Justice

This One Graphic Powerfully Illustrates the Next Battle for LGBTQ Rights

July 6th 2015

By:
Sarah Gray

On June 26, the U.S. Supreme Court extended the constitutional right to marriage for same-sex couples across the nation. The event marked an important milestone in the fight for LGBTQ rights, but there are still areas where lesbian, gay, bisexual, transgender, and gender queer individuals continue facing discrimination, especially with respect to employment.

The map below from HLN shows states that do and do not have protections against LGBT employment discrimination:

States With No LGBT Employment Protections

"Twenty-one states and the District of Columbia have passed laws prohibiting employment discrimination based on sexual orientation," the Human Rights Campaign states on its website, "and 18 states and D.C. also prohibit discrimination based on gender identity."

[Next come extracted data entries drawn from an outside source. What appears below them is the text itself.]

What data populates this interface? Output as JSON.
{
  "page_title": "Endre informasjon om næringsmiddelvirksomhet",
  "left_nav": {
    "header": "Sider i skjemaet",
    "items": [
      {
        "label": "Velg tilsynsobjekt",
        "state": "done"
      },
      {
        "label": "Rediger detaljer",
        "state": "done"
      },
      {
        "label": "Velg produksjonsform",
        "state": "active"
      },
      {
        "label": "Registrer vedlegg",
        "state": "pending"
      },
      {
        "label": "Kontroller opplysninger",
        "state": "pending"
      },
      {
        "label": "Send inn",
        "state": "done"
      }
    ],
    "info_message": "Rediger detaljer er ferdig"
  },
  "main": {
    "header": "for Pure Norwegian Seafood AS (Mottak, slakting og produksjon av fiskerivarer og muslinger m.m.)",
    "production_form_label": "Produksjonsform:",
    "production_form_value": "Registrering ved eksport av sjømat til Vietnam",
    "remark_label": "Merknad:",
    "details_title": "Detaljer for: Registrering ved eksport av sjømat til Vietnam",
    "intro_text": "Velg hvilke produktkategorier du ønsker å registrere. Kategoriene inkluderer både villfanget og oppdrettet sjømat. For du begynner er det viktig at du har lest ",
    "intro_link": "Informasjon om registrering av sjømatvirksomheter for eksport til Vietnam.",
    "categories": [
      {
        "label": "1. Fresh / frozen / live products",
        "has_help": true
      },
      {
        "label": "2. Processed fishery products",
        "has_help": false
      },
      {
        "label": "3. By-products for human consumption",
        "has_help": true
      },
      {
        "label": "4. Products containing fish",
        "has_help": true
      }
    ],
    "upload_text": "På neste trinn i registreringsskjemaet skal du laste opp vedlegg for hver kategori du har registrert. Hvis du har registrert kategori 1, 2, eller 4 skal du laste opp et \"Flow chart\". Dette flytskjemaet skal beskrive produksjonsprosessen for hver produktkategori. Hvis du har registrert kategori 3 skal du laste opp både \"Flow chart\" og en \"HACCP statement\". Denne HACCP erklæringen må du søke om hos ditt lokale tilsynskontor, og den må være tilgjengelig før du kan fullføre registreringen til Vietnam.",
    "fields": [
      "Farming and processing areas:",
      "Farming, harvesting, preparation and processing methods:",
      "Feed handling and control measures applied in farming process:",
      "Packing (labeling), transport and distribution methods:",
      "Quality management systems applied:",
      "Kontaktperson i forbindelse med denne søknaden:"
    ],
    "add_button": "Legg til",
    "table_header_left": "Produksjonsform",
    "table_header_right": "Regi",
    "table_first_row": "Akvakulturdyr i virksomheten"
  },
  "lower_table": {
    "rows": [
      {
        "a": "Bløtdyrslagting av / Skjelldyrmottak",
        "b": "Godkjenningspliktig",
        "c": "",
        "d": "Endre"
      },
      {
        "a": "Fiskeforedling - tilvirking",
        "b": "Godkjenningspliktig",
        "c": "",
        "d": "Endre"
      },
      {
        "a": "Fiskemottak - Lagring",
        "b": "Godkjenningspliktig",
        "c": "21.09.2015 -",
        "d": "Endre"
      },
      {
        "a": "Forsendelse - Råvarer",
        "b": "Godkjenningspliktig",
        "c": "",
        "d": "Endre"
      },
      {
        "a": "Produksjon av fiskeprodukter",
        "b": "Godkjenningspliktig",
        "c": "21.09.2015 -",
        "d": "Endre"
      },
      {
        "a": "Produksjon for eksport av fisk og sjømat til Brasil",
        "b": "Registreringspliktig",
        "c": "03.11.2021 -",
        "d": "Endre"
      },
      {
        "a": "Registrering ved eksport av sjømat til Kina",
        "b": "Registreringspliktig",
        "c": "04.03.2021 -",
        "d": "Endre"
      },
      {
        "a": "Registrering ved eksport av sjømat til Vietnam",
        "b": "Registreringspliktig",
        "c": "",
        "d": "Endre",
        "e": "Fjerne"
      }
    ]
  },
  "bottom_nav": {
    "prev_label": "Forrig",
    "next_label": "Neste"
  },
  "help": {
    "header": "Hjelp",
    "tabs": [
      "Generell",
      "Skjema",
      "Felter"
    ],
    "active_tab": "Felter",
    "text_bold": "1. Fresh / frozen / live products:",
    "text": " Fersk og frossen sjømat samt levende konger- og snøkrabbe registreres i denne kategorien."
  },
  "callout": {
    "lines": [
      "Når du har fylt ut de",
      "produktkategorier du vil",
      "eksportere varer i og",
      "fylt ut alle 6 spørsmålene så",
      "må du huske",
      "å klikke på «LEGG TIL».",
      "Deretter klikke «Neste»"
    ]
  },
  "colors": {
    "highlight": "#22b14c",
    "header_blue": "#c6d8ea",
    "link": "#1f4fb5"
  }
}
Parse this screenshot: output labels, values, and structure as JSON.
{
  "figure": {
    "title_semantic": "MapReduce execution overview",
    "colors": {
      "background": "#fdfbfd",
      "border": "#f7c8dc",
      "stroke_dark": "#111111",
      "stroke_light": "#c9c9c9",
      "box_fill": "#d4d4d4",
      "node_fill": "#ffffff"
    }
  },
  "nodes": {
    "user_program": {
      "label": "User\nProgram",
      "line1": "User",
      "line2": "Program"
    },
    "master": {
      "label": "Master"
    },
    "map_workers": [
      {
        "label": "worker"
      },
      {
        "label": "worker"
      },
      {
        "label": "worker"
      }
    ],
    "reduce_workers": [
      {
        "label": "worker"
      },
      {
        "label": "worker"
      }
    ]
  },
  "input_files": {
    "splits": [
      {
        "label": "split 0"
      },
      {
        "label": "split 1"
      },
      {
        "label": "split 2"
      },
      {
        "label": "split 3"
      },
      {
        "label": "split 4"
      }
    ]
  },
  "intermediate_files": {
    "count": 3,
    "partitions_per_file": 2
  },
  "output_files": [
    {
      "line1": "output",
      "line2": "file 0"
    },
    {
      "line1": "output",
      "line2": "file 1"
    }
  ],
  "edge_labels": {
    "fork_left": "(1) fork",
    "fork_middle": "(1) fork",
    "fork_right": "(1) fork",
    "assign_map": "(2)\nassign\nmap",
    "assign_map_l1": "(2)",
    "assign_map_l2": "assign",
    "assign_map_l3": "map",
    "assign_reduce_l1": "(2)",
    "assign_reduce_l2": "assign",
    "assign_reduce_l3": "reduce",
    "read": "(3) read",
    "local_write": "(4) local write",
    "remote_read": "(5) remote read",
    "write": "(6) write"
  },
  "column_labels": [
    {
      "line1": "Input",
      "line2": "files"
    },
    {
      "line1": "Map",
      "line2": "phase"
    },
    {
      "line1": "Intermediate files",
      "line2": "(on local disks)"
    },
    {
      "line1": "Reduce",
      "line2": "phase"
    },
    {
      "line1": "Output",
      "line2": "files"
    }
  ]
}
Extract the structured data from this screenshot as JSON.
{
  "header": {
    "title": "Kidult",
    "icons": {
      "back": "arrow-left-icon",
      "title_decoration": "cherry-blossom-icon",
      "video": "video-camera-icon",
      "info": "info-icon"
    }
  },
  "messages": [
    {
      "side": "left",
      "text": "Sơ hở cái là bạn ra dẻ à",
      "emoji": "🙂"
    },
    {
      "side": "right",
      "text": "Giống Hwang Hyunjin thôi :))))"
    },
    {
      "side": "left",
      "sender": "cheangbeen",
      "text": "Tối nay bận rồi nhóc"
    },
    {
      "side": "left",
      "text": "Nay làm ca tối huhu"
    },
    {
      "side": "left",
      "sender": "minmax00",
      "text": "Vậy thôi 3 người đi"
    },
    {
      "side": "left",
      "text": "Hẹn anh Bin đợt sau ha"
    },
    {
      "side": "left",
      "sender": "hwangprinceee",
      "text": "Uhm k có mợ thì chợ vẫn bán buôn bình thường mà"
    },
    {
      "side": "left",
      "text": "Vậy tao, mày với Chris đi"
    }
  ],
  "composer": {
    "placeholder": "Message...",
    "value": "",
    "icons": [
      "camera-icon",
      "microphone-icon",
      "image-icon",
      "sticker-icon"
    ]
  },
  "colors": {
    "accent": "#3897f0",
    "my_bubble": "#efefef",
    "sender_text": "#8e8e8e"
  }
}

Executive orders issued last year by President Barack Obama also extend anti-discrimination protections, based on sexual orientation or gender identity, to federal employees and federal contractors.

Despite this, many are still vulnerable -- a chart released by the Center for American Progress in 2012 showed that more than half of LGBT workers lack protection. Ruth Colker, an expert in discrimination law at Ohio State University, told the New York Times that local government laws are often not enforced or are weak -- highlighting the need for state regulations.

According to the Times, many activists and some lawmakers, like Sen. Jeff Merkley (D-OR) are looking to add protections for sexual orientation and gender identity to the Civil Rights Act of 1964. Merkley pans to introduce the bill in the coming months. This would give broad federal protections to LGBT individuals.

The Employment Non-Discrimination Act is another federal bill that would "provide basic protections against workplace discrimination on the basis of sexual orientation or gender identity," according to the Human Rights Campaign. A version of the federal bill was first introduced back in 1994. A recent iteration of ENDA, which allowed for small business and religious institution exemptions, passed in the Senate at the end of 2013, but did not make it through the Republican-controlled House of Representatives.

From a state-by-state perspective (where only 22 states have enacted some sort of non-discrimination act) a barrier to protections incudes conservatives' worry that it will interfere with religious liberty. However, a 2014 Harris poll found that 55 percent of Americans believe that no employers should be exempt from non-discrimination laws -- not even religious groups.